Press Statement Philip T. Reeker, Deputy Spokesman Washington, DC June 14, 2002
The UN Food and Agriculture Organization (FAO) Summit In Rome, June 10 to 13The World Food Summit ended yesterday in Rome. Led by Secretary of Agriculture Ann Veneman, USAID Administrator Andrew Natsios and Under Secretary of State for Economic Affairs Alan Larson, the United States stressed the importance of boosting agricultural productivity, liberalizing agricultural trade and maintaining science-based trade standards; agricultural research and technology, including biotechnology; and good governance and sound economic policies for sustainable development.

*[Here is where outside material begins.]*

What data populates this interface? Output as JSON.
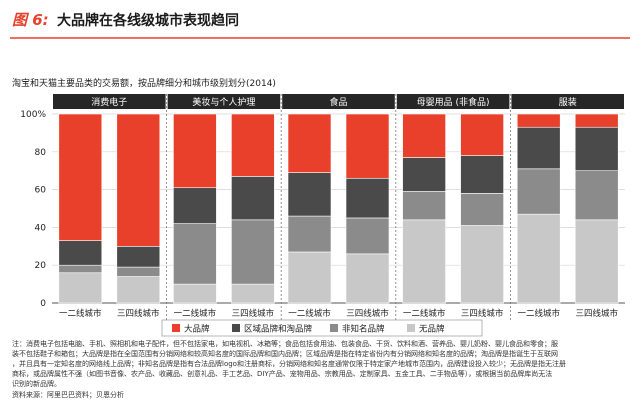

The United States strongly supports a number of key elements of the declaration produced at the summit. The document highlights the key factors in the Administration’s dedication to alleviate hunger and poverty, and will be a tool in implementing the goal of the original 1996 Food Summit, to cut hunger in half by 2015.
The United States made a reservation concerning the document’s call for the elaboration of voluntary guidelines to support countries’ efforts to achieve the progressive realization of the right to adequate food.
The U.S. has long been the world’s leader in efforts to assure that all the world’s peoples have access to food. We currently provide nearly two-thirds of the World Food Program’s budget to feed the world’s neediest and most at risk.